Fieldworker: Katie Laur
Rusty York arrived in Cincinnati in 1952 from Hazard, Kentucky, and he believes he may well have been the first bluegrass banjo player in town. Due to the city's reaction against anything hillbilly, he was ashamed to carry his banjo on the street and devised several clever ways of disguising it, such as carrying it in a guitar case. -- Katie Laur, "Bluegrass in Southwestern Ohio," 1977
Bluegrass is chic. What was once derided as hillbilly music is now au courant. Enclaves of fans continue to spring up in academe. Middle-class youths who formerly embraced folk music and the blues, today are devotees of bluegrass. -- Cliff Radel, the Cincinnati Enquirer, October 17, 1976
The Ohio Bluegrass Musicians collection offers a unique snapshot of the Southwestern Ohio bluegrass scene in the 1970s. "The Bluegrass Triangle" was the area bounded by Columbus, Dayton, and Cincinnati, Ohio; a hotbed for various kinds of revivals and innovations in string band music at the time of the collection in 1977. Fieldworker Katie Laur was a member of the scene herself, and the leader of the Katie Laur Band. Her collection offers extensive musings -- in recorded interviews and in various print media -- on a genre of music that seems to exist in a constant state of revival. The collected print materials suggest ways that dispersed and mobile "scenes" are sustained in part through the circulation of texts (articles, photos, advertisements, notices, etc.).

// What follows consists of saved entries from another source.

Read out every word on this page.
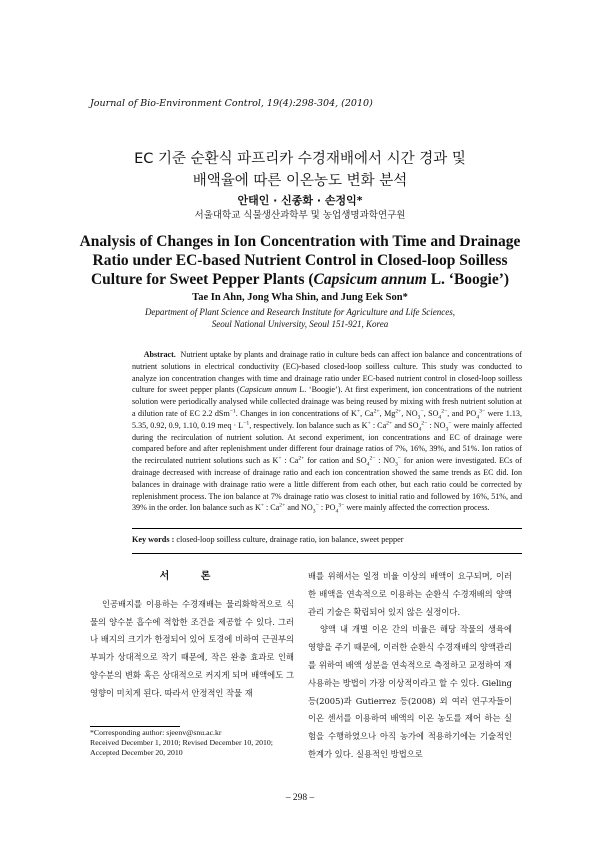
Journal of Bio-Environment Control, 19(4):298-304, (2010)
EC 기준 순환식 파프리카 수경재배에서 시간 경과 및
배액율에 따른 이온농도 변화 분석
안태인 · 신종화 · 손정익*
서울대학교 식물생산과학부 및 농업생명과학연구원
Analysis of Changes in Ion Concentration with Time and Drainage
Ratio under EC-based Nutrient Control in Closed-loop Soilless
Culture for Sweet Pepper Plants (Capsicum annum L. ‘Boogie’)
Tae In Ahn, Jong Wha Shin, and Jung Eek Son*
Department of Plant Science and Research Institute for Agriculture and Life Sciences,
Seoul National University, Seoul 151-921, Korea

Abstract. Nutrient uptake by plants and drainage ratio in culture beds can affect ion balance and concentrations of nutrient solutions in electrical conductivity (EC)-based closed-loop soilless culture. This study was conducted to analyze ion concentration changes with time and drainage ratio under EC-based nutrient control in closed-loop soilless culture for sweet pepper plants (Capsicum annum L. ‘Boogie’). At first experiment, ion concentrations of the nutrient solution were periodically analysed while collected drainage was being reused by mixing with fresh nutrient solution at a dilution rate of EC 2.2 dSm$^{-1}$. Changes in ion concentrations of K+, $Ca^{2+}$, $Mg^{2+}$, $NO_3^-$, $SO_4^{2-}$, and $PO_4^{3-}$ were 1.13, 5.35, 0.92, 0.9, 1.10, 0.19 meq · $L^{-1}$, respectively. Ion balance such as K+ : $Ca^{2+}$ and $SO_4^{2-}$ : $NO_3^-$ were mainly affected during the recirculation of nutrient solution. At second experiment, ion concentrations and EC of drainage were compared before and after replenishment under different four drainage ratios of 7%, 16%, 39%, and 51%. Ion ratios of the recirculated nutrient solutions such as K+ : $Ca^{2+}$ for cation and $SO_4^{2-}$ : $NO_3^-$ for anion were investigated. ECs of drainage decreased with increase of drainage ratio and each ion concentration showed the same trends as EC did. Ion balances in drainage with drainage ratio were a little different from each other, but each ratio could be corrected by replenishment process. The ion balance at 7% drainage ratio was closest to initial ratio and followed by 16%, 51%, and 39% in the order. Ion balance such as K+ : $Ca^{2+}$ and $NO_3^-$ : $PO_4^{3-}$ were mainly affected the correction process.

Key words : closed-loop soilless culture, drainage ratio, ion balance, sweet pepper
서 론

인공배지를 이용하는 수경재배는 물리화학적으로 식물의 양수분 흡수에 적합한 조건을 제공할 수 있다. 그러나 배지의 크기가 한정되어 있어 토경에 비하여 근권부의 부피가 상대적으로 작기 때문에, 작은 완충 효과로 인해 양수분의 변화 혹은 상대적으로 커지게 되며 배액에도 그 영향이 미치게 된다. 따라서 안정적인 작물 재

배를 위해서는 일정 비율 이상의 배액이 요구되며, 이러한 배액을 연속적으로 이용하는 순환식 수경재배의 양액 관리 기술은 확립되어 있지 않은 실정이다.

양액 내 개별 이온 간의 비율은 해당 작물의 생육에 영향을 주기 때문에, 이러한 순환식 수경재배의 양액관리를 위하여 배액 성분을 연속적으로 측정하고 교정하여 재사용하는 방법이 가장 이상적이라고 할 수 있다. Gieling 등(2005)과 Gutierrez 등(2008) 외 여러 연구자들이 이온 센서를 이용하여 배액의 이온 농도를 제어 하는 실험을 수행하였으나 아직 농가에 적용하기에는 기술적인 한계가 있다. 실용적인 방법으로

*Corresponding author: sjeenv@snu.ac.kr
Received December 1, 2010; Revised December 10, 2010;
Accepted December 20, 2010
– 298 –
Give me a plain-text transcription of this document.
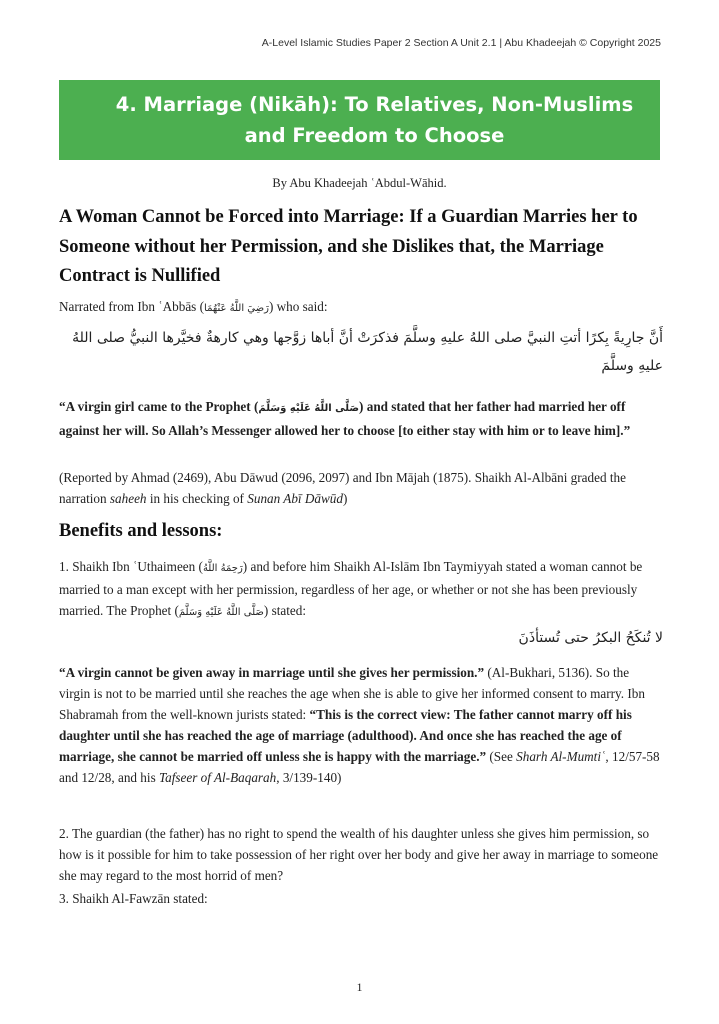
A-Level Islamic Studies Paper 2 Section A Unit 2.1 | Abu Khadeejah © Copyright 2025
4. Marriage (Nikāh): To Relatives, Non-Muslims
and Freedom to Choose
By Abu Khadeejah ʿAbdul-Wāhid.
A Woman Cannot be Forced into Marriage: If a Guardian Marries her to Someone without her Permission, and she Dislikes that, the Marriage Contract is Nullified
Narrated from Ibn ʿAbbās (رَضِيَ اللَّهُ عَنْهُمَا) who said:
أَنَّ جارِيةً بِكرًا أتتِ النبيَّ صلى اللهُ عليهِ وسلَّمَ فذكرَتْ أنَّ أباها زوَّجها وهي كارهةٌ فخيَّرها النبيُّ صلى اللهُ عليهِ وسلَّمَ
“A virgin girl came to the Prophet (صَلَّى اللَّهُ عَلَيْهِ وَسَلَّمَ) and stated that her father had married her off against her will. So Allah’s Messenger allowed her to choose [to either stay with him or to leave him].”
(Reported by Ahmad (2469), Abu Dāwud (2096, 2097) and Ibn Mājah (1875). Shaikh Al-Albāni graded the narration saheeh in his checking of Sunan Abī Dāwūd)
Benefits and lessons:
1. Shaikh Ibn ʿUthaimeen (رَحِمَهُ اللَّهُ) and before him Shaikh Al-Islām Ibn Taymiyyah stated a woman cannot be married to a man except with her permission, regardless of her age, or whether or not she has been previously married. The Prophet (صَلَّى اللَّهُ عَلَيْهِ وَسَلَّمَ) stated:
لا تُنكَحُ البكرُ حتى تُستأذَنَ
“A virgin cannot be given away in marriage until she gives her permission.” (Al-Bukhari, 5136). So the virgin is not to be married until she reaches the age when she is able to give her informed consent to marry. Ibn Shabramah from the well-known jurists stated: “This is the correct view: The father cannot marry off his daughter until she has reached the age of marriage (adulthood). And once she has reached the age of marriage, she cannot be married off unless she is happy with the marriage.” (See Sharh Al-Mumtiʿ, 12/57-58 and 12/28, and his Tafseer of Al-Baqarah, 3/139-140)
2. The guardian (the father) has no right to spend the wealth of his daughter unless she gives him permission, so how is it possible for him to take possession of her right over her body and give her away in marriage to someone she may regard to the most horrid of men?
3. Shaikh Al-Fawzān stated:
1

The interviews and recorded performances, on the other hand, document practitioners' personal thoughts on how old time music is -- in the words of the Hot Mud Family Band -- "current to us."
Katie Laur recording Suzanne Edmundson of the Hot Mud Family band, playing a version of "John Henry" at a gathering at the Edmundson home in Spring Valley, Ohio on September 8, 1977.